Do Fish Oil Pills Really Work?

Photo Credit: Sam_Catch /Flickr/CC BY 
Two recent studies have indicated that fish oil capsules may not confer any benefits to the health-conscious.  Both studies looked at whether supplementing one’s diet with long-chain ω-3 polyunsaturated fatty acids resulted in a reduced rate of cardiovascular disease (CVD).  The studies found no significant protection against such diseases when compared to other types of dietary fat.

Dr. Rajiv Chowdhury, a cardiovascular epidemiologist at the University of Cambridge, stated that of the range of fats studied, only trans-fats showed a clear negative effect on heart health.  Chowdhury co-authored the review published in the March 18th Annals of Internal Medicine.

“Looking at the 17 randomized clinical trials that we combined, the majority of the trials, especially the more recent and large scale ones, showed consistently little or no significant effect on reducing coronary disease events,” Chowdhury said.
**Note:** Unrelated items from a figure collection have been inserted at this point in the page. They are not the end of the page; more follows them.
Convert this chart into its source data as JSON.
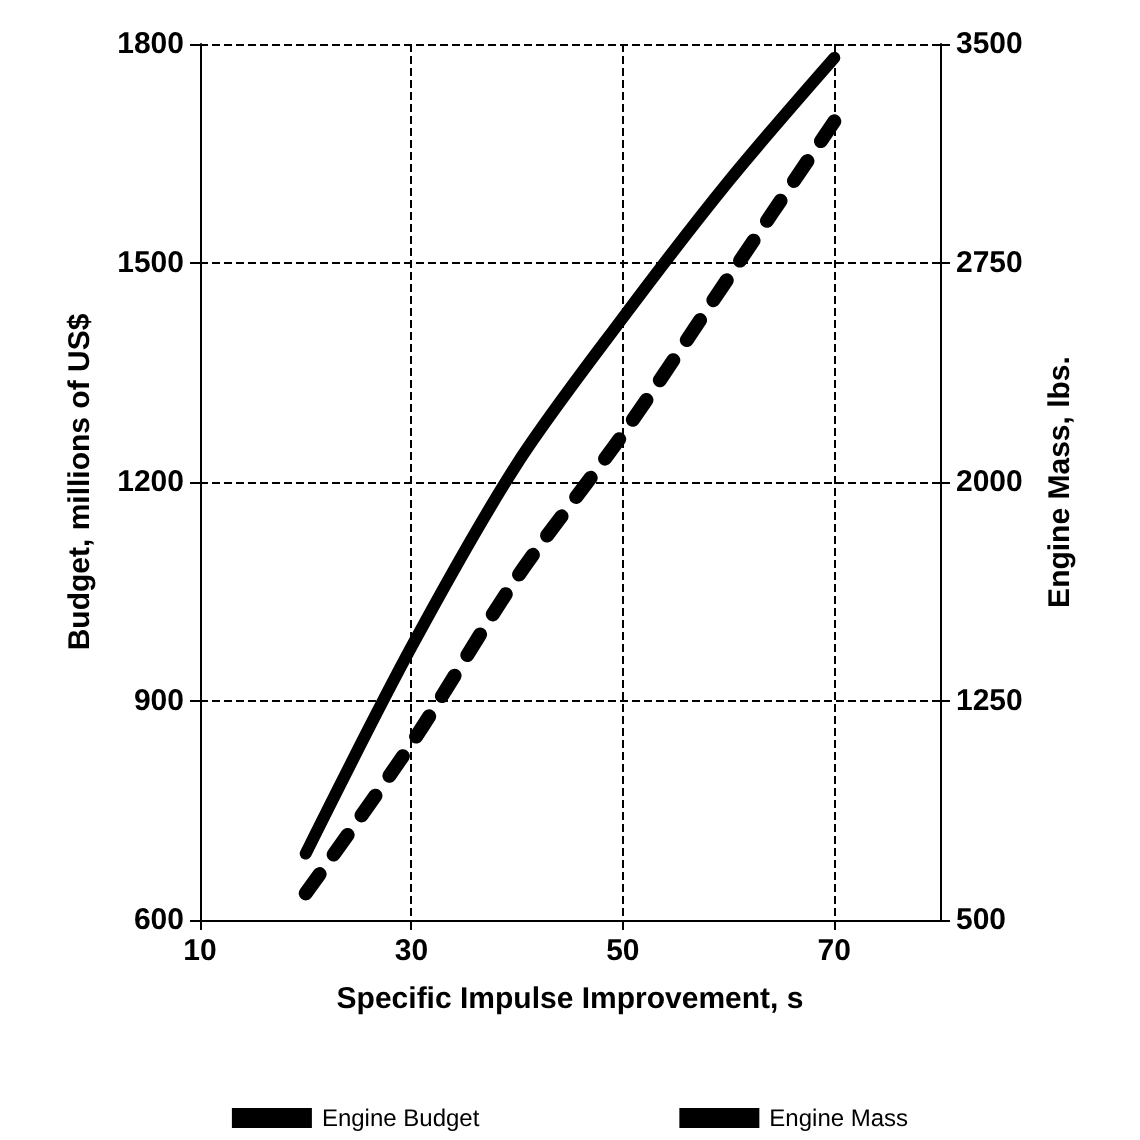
{
  "chart_data": {
    "type": "line",
    "xlabel": "Specific Impulse Improvement, s",
    "ylabel": "Budget, millions of US$",
    "y2label": "Engine Mass, lbs.",
    "x": [
      20,
      30,
      40,
      50,
      60,
      70
    ],
    "series": [
      {
        "name": "Engine Budget",
        "color": "#000000",
        "values": [
          691,
          974,
          1225,
          1425,
          1612,
          1781
        ],
        "line_style": "solid"
      },
      {
        "name": "Engine Mass",
        "color": "#000000",
        "values": [
          591,
          1104,
          1674,
          2164,
          2700,
          3235
        ],
        "axis": "y2",
        "line_style": "dashed"
      }
    ],
    "xlim": [
      10,
      80
    ],
    "xticks": [
      10,
      30,
      50,
      70
    ],
    "ylim": [
      600,
      1800
    ],
    "yticks": [
      600,
      900,
      1200,
      1500,
      1800
    ],
    "y2lim": [
      500,
      3500
    ],
    "y2ticks": [
      500,
      1250,
      2000,
      2750,
      3500
    ],
    "grid": true,
    "legend": "bottom",
    "marker": "none"
  }
}
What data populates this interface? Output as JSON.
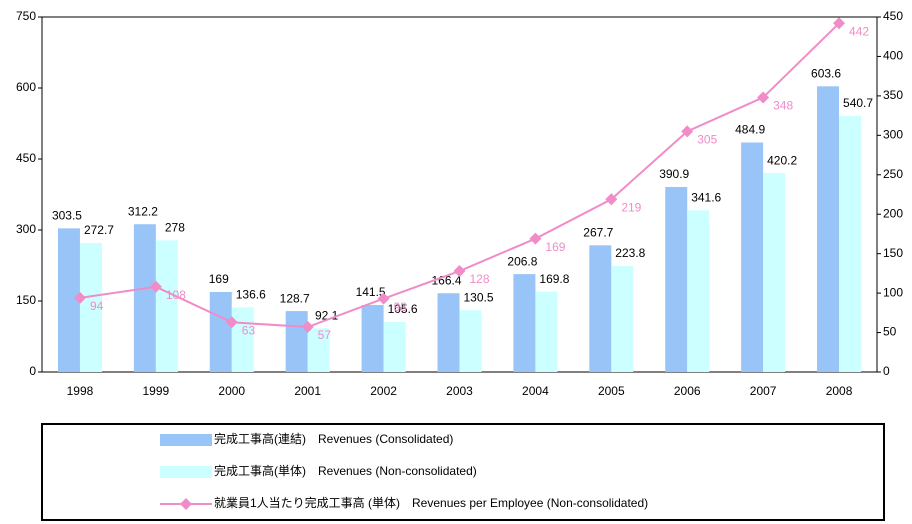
{
  "chart_data": {
    "type": "bar",
    "categories": [
      "1998",
      "1999",
      "2000",
      "2001",
      "2002",
      "2003",
      "2004",
      "2005",
      "2006",
      "2007",
      "2008"
    ],
    "series": [
      {
        "name": "完成工事高(連結)　Revenues (Consolidated)",
        "color": "#99c4f8",
        "values": [
          303.5,
          312.2,
          169,
          128.7,
          141.5,
          166.4,
          206.8,
          267.7,
          390.9,
          484.9,
          603.6
        ]
      },
      {
        "name": "完成工事高(単体)　Revenues (Non-consolidated)",
        "color": "#ccffff",
        "values": [
          272.7,
          278,
          136.6,
          92.1,
          105.6,
          130.5,
          169.8,
          223.8,
          341.6,
          420.2,
          540.7
        ]
      },
      {
        "name": "就業員1人当たり完成工事高 (単体)　Revenues per Employee (Non-consolidated)",
        "type": "line",
        "axis": "y2",
        "color": "#f08cc8",
        "values": [
          94,
          108,
          63,
          57,
          93,
          128,
          169,
          219,
          305,
          348,
          442
        ]
      }
    ],
    "ylim": [
      0,
      750
    ],
    "yticks": [
      0,
      150,
      300,
      450,
      600,
      750
    ],
    "y2lim": [
      0,
      450
    ],
    "y2ticks": [
      0,
      50,
      100,
      150,
      200,
      250,
      300,
      350,
      400,
      450
    ],
    "grid": false
  }
}
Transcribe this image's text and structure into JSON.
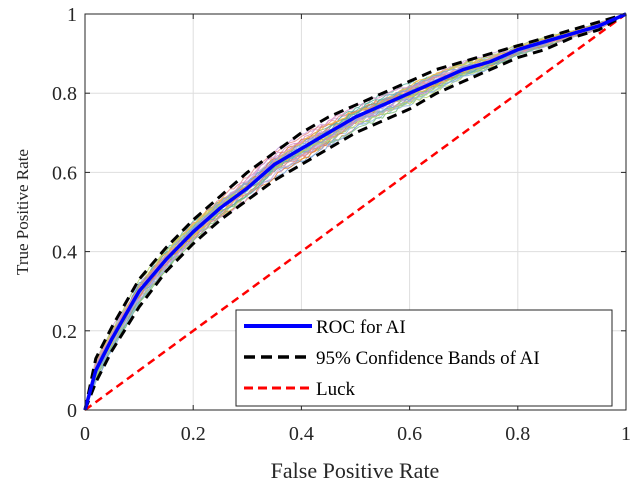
{
  "chart_data": {
    "type": "line",
    "title": "",
    "xlabel": "False Positive Rate",
    "ylabel": "True Positive Rate",
    "xlim": [
      0,
      1
    ],
    "ylim": [
      0,
      1
    ],
    "xticks": [
      0,
      0.2,
      0.4,
      0.6,
      0.8,
      1
    ],
    "yticks": [
      0,
      0.2,
      0.4,
      0.6,
      0.8,
      1
    ],
    "xtick_labels": [
      "0",
      "0.2",
      "0.4",
      "0.6",
      "0.8",
      "1"
    ],
    "ytick_labels": [
      "0",
      "0.2",
      "0.4",
      "0.6",
      "0.8",
      "1"
    ],
    "grid": true,
    "legend_position": "bottom-right",
    "series": [
      {
        "name": "ROC for AI",
        "color": "#0000ff",
        "style": "solid",
        "x": [
          0,
          0.02,
          0.05,
          0.1,
          0.15,
          0.2,
          0.25,
          0.3,
          0.35,
          0.4,
          0.45,
          0.5,
          0.55,
          0.6,
          0.65,
          0.7,
          0.75,
          0.8,
          0.85,
          0.9,
          0.95,
          1
        ],
        "y": [
          0,
          0.1,
          0.18,
          0.3,
          0.38,
          0.45,
          0.51,
          0.56,
          0.62,
          0.66,
          0.7,
          0.74,
          0.77,
          0.8,
          0.83,
          0.86,
          0.88,
          0.91,
          0.93,
          0.95,
          0.97,
          1
        ]
      },
      {
        "name": "95% Confidence Bands of AI",
        "color": "#000000",
        "style": "dashed",
        "x": [
          0,
          0.02,
          0.05,
          0.1,
          0.15,
          0.2,
          0.25,
          0.3,
          0.35,
          0.4,
          0.45,
          0.5,
          0.55,
          0.6,
          0.65,
          0.7,
          0.75,
          0.8,
          0.85,
          0.9,
          0.95,
          1
        ],
        "y": [
          0,
          0.13,
          0.21,
          0.33,
          0.41,
          0.48,
          0.54,
          0.6,
          0.65,
          0.7,
          0.74,
          0.77,
          0.8,
          0.83,
          0.86,
          0.88,
          0.9,
          0.92,
          0.94,
          0.96,
          0.98,
          1
        ]
      },
      {
        "name": "",
        "color": "#000000",
        "style": "dashed",
        "x": [
          0,
          0.02,
          0.05,
          0.1,
          0.15,
          0.2,
          0.25,
          0.3,
          0.35,
          0.4,
          0.45,
          0.5,
          0.55,
          0.6,
          0.65,
          0.7,
          0.75,
          0.8,
          0.85,
          0.9,
          0.95,
          1
        ],
        "y": [
          0,
          0.07,
          0.15,
          0.26,
          0.35,
          0.42,
          0.48,
          0.53,
          0.58,
          0.62,
          0.66,
          0.7,
          0.73,
          0.76,
          0.8,
          0.83,
          0.86,
          0.89,
          0.91,
          0.94,
          0.96,
          1
        ]
      },
      {
        "name": "Luck",
        "color": "#ff0000",
        "style": "dashed",
        "x": [
          0,
          1
        ],
        "y": [
          0,
          1
        ]
      }
    ],
    "bootstrap_band": {
      "count": 40,
      "colors": [
        "#e07b39",
        "#7fbf7f",
        "#8fb8de",
        "#c9a0dc",
        "#f0c040",
        "#5fb0a0",
        "#e88b8b",
        "#7aa6d6",
        "#b3d36b",
        "#d98ec5"
      ]
    }
  }
}
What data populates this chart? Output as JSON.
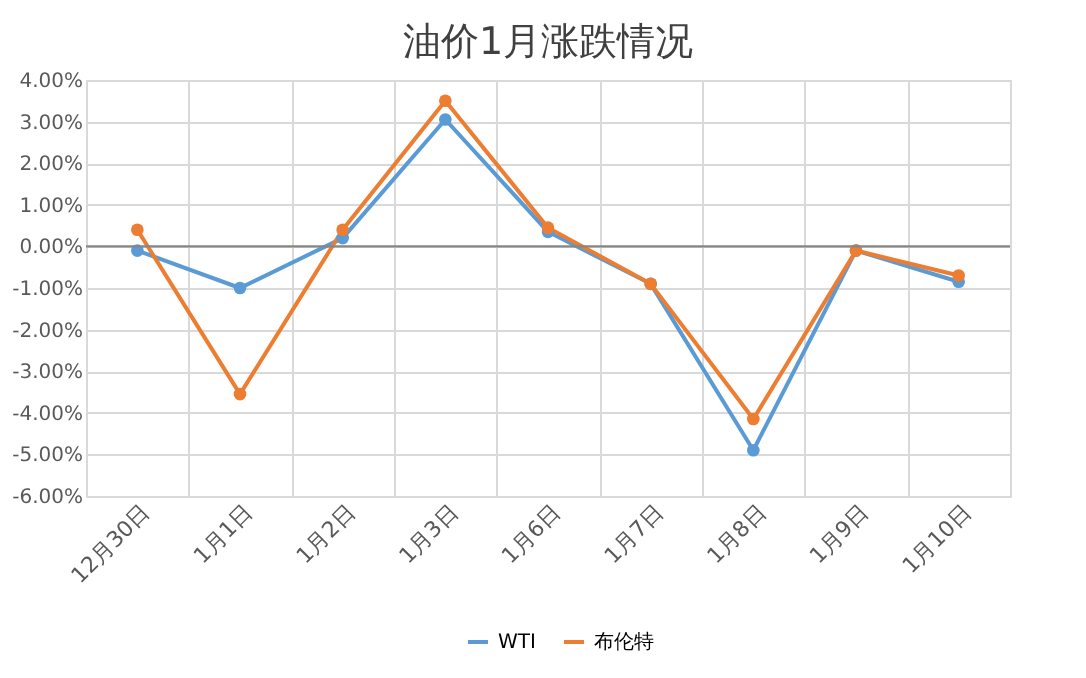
{
  "chart_data": {
    "type": "line",
    "title": "油价1月涨跌情况",
    "categories": [
      "12月30日",
      "1月1日",
      "1月2日",
      "1月3日",
      "1月6日",
      "1月7日",
      "1月8日",
      "1月9日",
      "1月10日"
    ],
    "series": [
      {
        "name": "WTI",
        "color": "#5b9bd5",
        "values": [
          -0.1,
          -1.0,
          0.2,
          3.05,
          0.35,
          -0.9,
          -4.9,
          -0.1,
          -0.85
        ]
      },
      {
        "name": "布伦特",
        "color": "#ed7d31",
        "values": [
          0.4,
          -3.55,
          0.4,
          3.5,
          0.45,
          -0.9,
          -4.15,
          -0.1,
          -0.7
        ]
      }
    ],
    "ylim": [
      -6,
      4
    ],
    "yticks": [
      {
        "value": -6,
        "label": "-6.00%"
      },
      {
        "value": -5,
        "label": "-5.00%"
      },
      {
        "value": -4,
        "label": "-4.00%"
      },
      {
        "value": -3,
        "label": "-3.00%"
      },
      {
        "value": -2,
        "label": "-2.00%"
      },
      {
        "value": -1,
        "label": "-1.00%"
      },
      {
        "value": 0,
        "label": "0.00%"
      },
      {
        "value": 1,
        "label": "1.00%"
      },
      {
        "value": 2,
        "label": "2.00%"
      },
      {
        "value": 3,
        "label": "3.00%"
      },
      {
        "value": 4,
        "label": "4.00%"
      }
    ],
    "ref_lines": [
      {
        "axis": "y",
        "value": 0,
        "color": "#868686"
      }
    ],
    "grid": true,
    "legend": "bottom",
    "marker": "circle",
    "line_style": "solid"
  }
}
Additionally, saturated fats, considered unhealthy, posed no additional risks for heart disease according to Chowdhury.  They carried about the same cardiac risk as unsaturated fats, omega - 3 fatty acids and omega - 6 fatty acids.

The second study, published March 17th in JAMA Internal Medicine came to the same conclusion although the study had originally been reviewing the use of omega – 3s for eye health.  Researchers, however, used the data to examine whether the supplements could also help prevent heart disease.

The Council for Responsible Nutrition, a trade association representing the diary supplement industry, released a statement calling the new reports “potentially irresponsible” and reproaching them for causing “nutritional guidance whiplash.”